After dinner, when they had all gone into the dark library, the moment came at last when Ellen’s tongue was loosed. It may have been the wine she drank or it may have been the cigarette which, in her new freedom, she smoked over the coffee (for in a single evening she had broken two of Clarence’s rules); but it is more likely that it was the picture hanging over the mantelpiece, which changed everything.

She looked at it carefully and then said, “Is that by Turner? My aunt has one by him.”

And a moment later, under the subtle urgence of Sabine, she was telling them everything. She described, for example, the Town, its Mills, its desolation, the misery of the workers. She painted for them a picture of her own family, of the Red Scot who lay now, helpless and childish, in her own big bed. She told them of her other grandfather, cold and aloof, who had run away in his youth and lived in the Paris of the Second Empire, and now existed in a room walled in by books. She recreated before their eyes the gloomy color of Shane’s Castle, only to be interrupted in the midst by Thérèse Callendar, who turned to Sabine and observed, “She is a cousin, you know, of the Madame Shane we saw once at Madame de Cyon’s in Paris.... You remember Madame de Cyon, the Russian woman, whose husband was French minister to Bulgaria.... She lived in the Avenue du Bois. A Bonapartist. Madame Shane was the beauty with red hair.... Miss Tolliver’s Aunt Julia is her mother.”

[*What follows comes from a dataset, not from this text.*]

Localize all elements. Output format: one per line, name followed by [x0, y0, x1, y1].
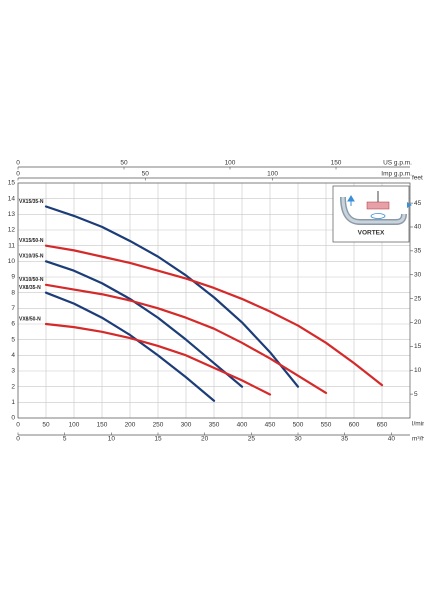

And then she permitted Ellen to continue, and the girl meanwhile, even as she talked, understood that Mrs. Callendar had not forgotten Lily. She had even fixed the place and time of their meeting. It was clear that she had been thinking of Lily, as every one did.

She told the story simply enough, but with an earnestness that was moving. To her the canvas which she painted was not remarkable, but to the listeners it appeared to hold, perhaps because it was so new to them, the fascination of a world which was utterly strange and a little exotic. They listened, moved by the simplicity of her utterance, and Richard Callendar asked her questions about the mills and furnaces, about the foreign population. The recital was a success and out of it she learned something new,—that there was nothing of such power as simplicity, nothing of such interest as individuality. She understood all that from the way in which they listened. It was the first time in all her life when she had thrown caution to the winds. She was, for an hour, her complete self.